Índice de 24 horas en la vida de una mujer de Stefan ZweigCapítulo anteriorCapítulo siguienteBiblioteca Virtual Antorcha

VI

La señora C., interrumpió de nuevo, y súbitamente el relato. Se levantó del sillón. Parecía que su voz iba a quebrarse. Volvióse hacia la ventana, miró en silencio unos minutos por los cristales, o, quizá sólo apoyó la frente contra el frío vidrio. No me atreví a mirarla, pues comprendí el angustioso dolor de la anciana. Permanecí, pues, en silencio, y así esperé hasta que ella, con pasos lentos, tornó a sentarse junto a mi.

- Bueno; ya le he dicho lo más difícil. Espero que creerá si le juro otra vez por todo lo más sagrado, por mi honor y por mis hijos, que hasta aquel instante no había reparado en la posibilidad de una unión con aquel desconocido; y que si llegué a caer fue de una manera inconsciente, sin la intervención de mi voluntad. Me precipité en aquella situación como quien lo hace por un escotillón abierto inesperadamente en el llano camino de mi existencia.

Prometí confesarle a usted y decirme a mi misma toda la verdad; repito; pues, una vez más, que debido únicamente a un exaltado empeño de auxiliarlo y no por ningún otro móvil, por ninguna inclinación personal, en fin, sin segunda intención alguna, sin el menor presentimiento, vine a caer en aquella aventura trágica y extraña.

De cuanto ocurrió en la habitación durante la noche me permitirá que no le hable; yo no he olvidado un solo segundo aquellas horas, ni jamás llegaré a olvidarlas nunca. Porque aquella terrible noche luché por salvar la vida al hombre, y tal lucha, repito, era de vida o muerte. Nítidamente, a través de mis nervios, percibí que aquel desconocido, sintiéndose perdido definitivamente, con la avidez y la angustia de un condenado a muerte, afanábase en buscar aún un postrer auxilio. Se aferraba a mí como quien ve abierto el abismo a sus pies. Yo concentré todas mis energías para lograr salvarle. Horas así no se viven más que una sola vez en la vida. Entre millones y millones de personas, sólo una se encontrará en circunstancias semejantes. Sin aquella horrible casualidad, yo no hubiera sospechado jamás con cuánta avidez, con cuánta desesperación, con cuán desesperante frenesí, el hombre que se siente perdido se empeña todavía en sorber una vez más las rojas gotas de la vida. Apartada, hacía veinte años, de las demoníacas fuerzas de la existencia, nunca habría comprendido en qué forma magnífica y fantástica la naturaleza junta algunas veces en fugaces instantes el calor y el frío, la muerte y la vida, la alegría y el dolor. Aquella noche estuvo tan llena de luchas y de palabras, de pasión y de cólera, de odio y de lágrimas, de promesas y de embriaguez, que me parece que duró mil años. Hundidos en el abismo, dando tumbos, él deseando locamente la muerte, yo absolutamente ajena a lo que había de acontecer, salimos los dos de aquel tumulto mortal transformados, con otros sentidos y muy distintos sentimientos.

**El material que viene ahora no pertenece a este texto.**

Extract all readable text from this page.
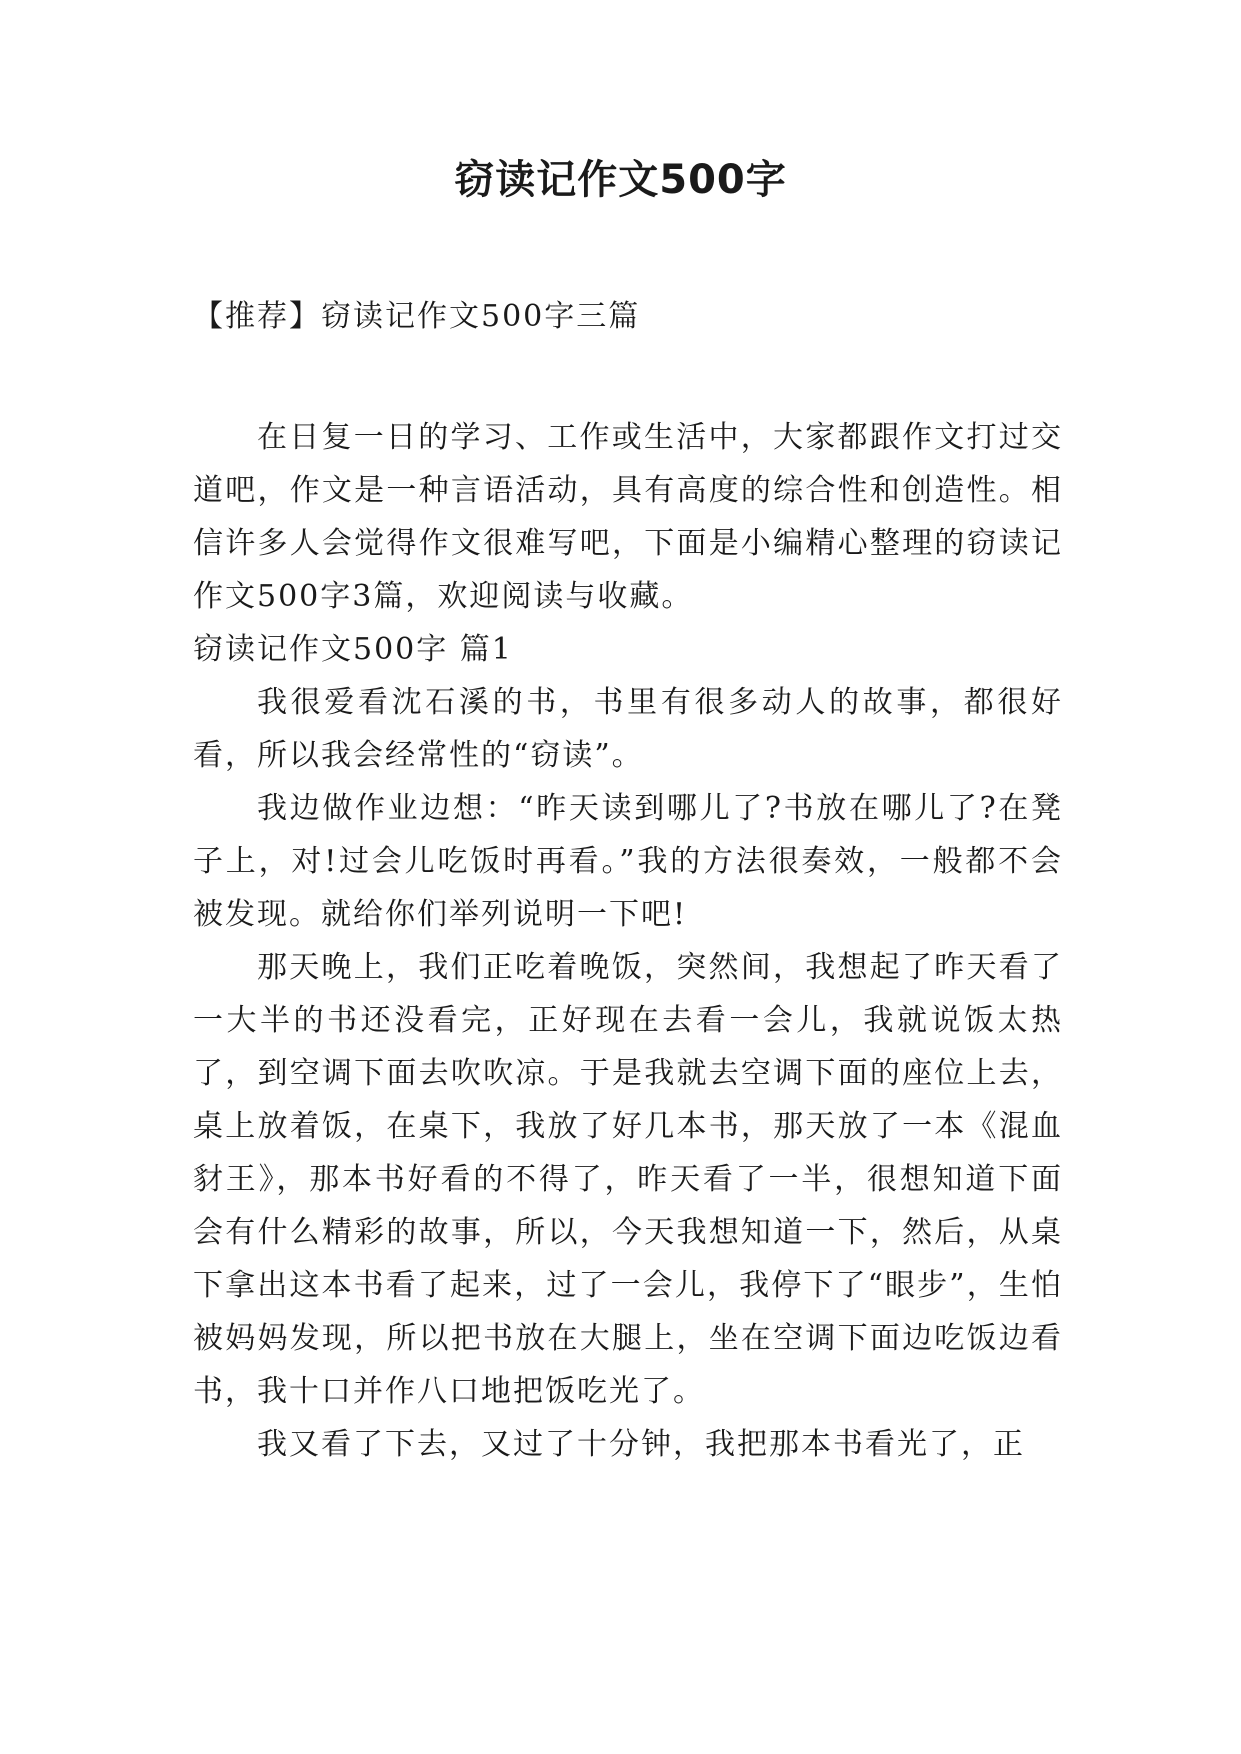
窃读记作文500字

【推荐】窃读记作文500字三篇

在日复一日的学习、工作或生活中，大家都跟作文打过交道吧，作文是一种言语活动，具有高度的综合性和创造性。相信许多人会觉得作文很难写吧，下面是小编精心整理的窃读记作文500字3篇，欢迎阅读与收藏。

窃读记作文500字 篇1

我很爱看沈石溪的书，书里有很多动人的故事，都很好看，所以我会经常性的“窃读”。

我边做作业边想：“昨天读到哪儿了?书放在哪儿了?在凳子上，对!过会儿吃饭时再看。”我的方法很奏效，一般都不会被发现。就给你们举列说明一下吧!

那天晚上，我们正吃着晚饭，突然间，我想起了昨天看了一大半的书还没看完，正好现在去看一会儿，我就说饭太热了，到空调下面去吹吹凉。于是我就去空调下面的座位上去，桌上放着饭，在桌下，我放了好几本书，那天放了一本《混血豺王》，那本书好看的不得了，昨天看了一半，很想知道下面会有什么精彩的故事，所以，今天我想知道一下，然后，从桌下拿出这本书看了起来，过了一会儿，我停下了“眼步”，生怕被妈妈发现，所以把书放在大腿上，坐在空调下面边吃饭边看书，我十口并作八口地把饭吃光了。

我又看了下去，又过了十分钟，我把那本书看光了，正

Mas no quiero hablar de eso, no puedo ni debo describirlo. Sólo mencionaré aquel inconcebible minuto de mi despertar, por la mañana. Salí de un sueño de plomo, de las profundidadas de una noche que nunca hubiera sospechado. Mucho demoré en abrir los ojos; cuando lo hice, lo primero que vi fue, sobre mi cabeza, un techo que me era totalmente desconocido; después, deslizando la mirada una habitación odiosa, repelente, fea, extraña, en la que, al punto, no pude recordar cómo había entrado. Primeramente, intenté persuadirme de que aquello era aún un sueño, un sueño más claro y transe que, aquel otro, denso y confuso, del que acababa de salir ... Pero por las ventanas penetraba la luz del sol, una luz matutina, diáfana, absolutamente real. De la calle llegaba el rumor de los coches y de los tranvías, el ruido de la gente. No soñaba, no; sino que estaba despierta del todo. Me incorporé en el lecho, y entonces al volver la mirada a un lado ... entonces, jamás llegaré a describir mi terror, entonces vi, a mi lado, a un hombre extraño, desconocido, absolutamente; un hombre medio desnudo, del que nada recordaba.

Nunca; aquel estado de terror, lo sé, no puede describirse. Fué tal la impresión recibida, que me desplomé sin fuerzas. Pero aquella súbita postración no fué tal como la hubiera deseado. Al contrario. Conservando una perfecta lucidez, recordé en un instante todo; y todo me pareció inexplicable. Ante la repugnancia y la vergüenza de verme junto a un hombre desconocido, en el lecho extraño de un hotel sospechoso, no experimenté más que un deseo: el de morir. Recuerdo perfectamente que mi corazón cesó de palpitar, que mi respiración se paralizó cual si fuera a extinguirse mi existencia; y mi conciencia, esa conciencia lúcida, terriblemente lúcida, que lo concibe todo y nada comprende ...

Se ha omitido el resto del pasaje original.